Genç yönetmenlerden eleştirel filmler
Yunanistan sinemasının genç yeteneklerinden Sofia Exarchou’nun Türkiye’deki festivallerde de gösterilen Hayvan / Animal adlı filmi bir tatil köyünde animatör olarak çalışan bir kadının portresini ön planda tasvir ederken, turizm sektöründe çalışanların otellerdeki lüks servisten çok uzak koşullarda yaşadığını da gösteriyor. Exarchou, Herkes yer içer keyfine bakarken yemekleri ayrı, barındıkları mekan otel standardının çok altında olan animatörlerin yaşadıklarını ve duygusal açlığını çok etkileyici bir filme dönüştürdü.
2016 yılında Yunanistan sinemasının adından çok söz ettiren filmi Çılgın Plaj / Suntan, ada turizmine Yunan Weird Wave akımının lensinden bakıyor. Argyris Papadimitropoulos imzalı filmin insana, aşka ve tatil atmosferine yaklaşımı mizantrop denecek kadar karanlık, ancak içeriği şoke edici olduğu kadar sinematik açıdan keyif veren bir film. Exarchou ve Papadimitropoulos, konuşmacı olarak kolokyuma katılıp bu filmlere yaklaşımlarını anlattılar.
Programa seçilen iki Yunan klasiği de ’60’lı yılların ruhunu yansıtan hicivler. Aliki Vuyuklaki ile yaptığı filmlerle tanınan Dinos Dimopoulos’un 1966 yapımı Jenny Jenny adlı filmi bugün Atina’ya yakın şık bir ada olan Spetses’in geçmişine götürüyor izleyicileri. Jenny Karezi’nin başrolü üstlendiği film patriyarkayla alenen dalgasını geçen profeminist bir yaklaşıma sahip. Diyalogların ustalığı ve mizahına diyecek yok. Ülke politikasındaki kutuplaşmayı kullanan yerel politik aktörler, imajı iyi olsa da donanımı tartışmalı politikacılara bel bağlayan ve kolayca etki altında kalıp hemen taraf değiştiren seçmenlerden oluşan karakterleri üzerinden erkekleri eleştiriyor. Jenny, bu erkeklerin arasından sağlam karakterli, her açıdan iyi eğitimli bir genç kadın ve hepsinden daha dürüst ve becerikli bir politikacı potansiyeliyle parlıyor.
Vasilis Georgiadis’in 1968 yapımı Girls in the Sun (Güneşteki Kızlar) adlı filmi turizmin kültürel etkileşimiyle alay eden ama romantizmi de elden bırakmayan bir film.
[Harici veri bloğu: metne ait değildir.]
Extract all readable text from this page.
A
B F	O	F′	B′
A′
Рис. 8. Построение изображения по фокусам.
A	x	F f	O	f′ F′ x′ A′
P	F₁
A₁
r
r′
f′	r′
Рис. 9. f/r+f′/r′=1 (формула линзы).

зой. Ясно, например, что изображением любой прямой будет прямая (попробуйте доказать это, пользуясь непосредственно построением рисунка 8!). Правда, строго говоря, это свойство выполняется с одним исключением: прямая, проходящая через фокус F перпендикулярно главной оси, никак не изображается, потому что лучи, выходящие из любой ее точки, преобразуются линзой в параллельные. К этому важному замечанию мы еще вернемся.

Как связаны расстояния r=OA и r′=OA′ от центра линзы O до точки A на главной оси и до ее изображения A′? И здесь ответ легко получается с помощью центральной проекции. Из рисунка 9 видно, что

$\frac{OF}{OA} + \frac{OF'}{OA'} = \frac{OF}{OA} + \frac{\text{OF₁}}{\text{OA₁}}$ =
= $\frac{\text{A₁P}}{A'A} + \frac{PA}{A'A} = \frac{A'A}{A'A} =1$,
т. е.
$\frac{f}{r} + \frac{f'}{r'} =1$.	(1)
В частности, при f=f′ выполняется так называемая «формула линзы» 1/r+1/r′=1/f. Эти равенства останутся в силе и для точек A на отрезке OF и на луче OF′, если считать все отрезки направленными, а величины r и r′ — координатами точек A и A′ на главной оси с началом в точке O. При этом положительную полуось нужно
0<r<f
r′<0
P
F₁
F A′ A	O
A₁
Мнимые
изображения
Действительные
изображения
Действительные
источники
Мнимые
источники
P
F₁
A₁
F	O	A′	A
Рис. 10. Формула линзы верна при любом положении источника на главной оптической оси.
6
Hikaye bir yanlış anlaşılma üzerine kurulu. Bir adaya gelen İngiliz turist kız kendisine badem ikram etmek isteyen çobandan korkup kaçıyor. Çoban da peşinden gidince tecavüz girişimiyle tutuklanıyor! Kimse İngilizce anlamayınca ne İngiliz turist öyle bir şey olmadığını anlatabiliyor ne de çoban masumiyetini ispatlayabiliyor… Ama bu dil engeli bir aşkın doğmasına engel olmuyor!
Daha yeşil bir dünya, daha yeşil bir sinema için başlatılan Evia Film Projesi’nin programlamadaki başarısı ve organizasyondaki çevre hassasiyeti bütün festivallere örnek oluşturuyor.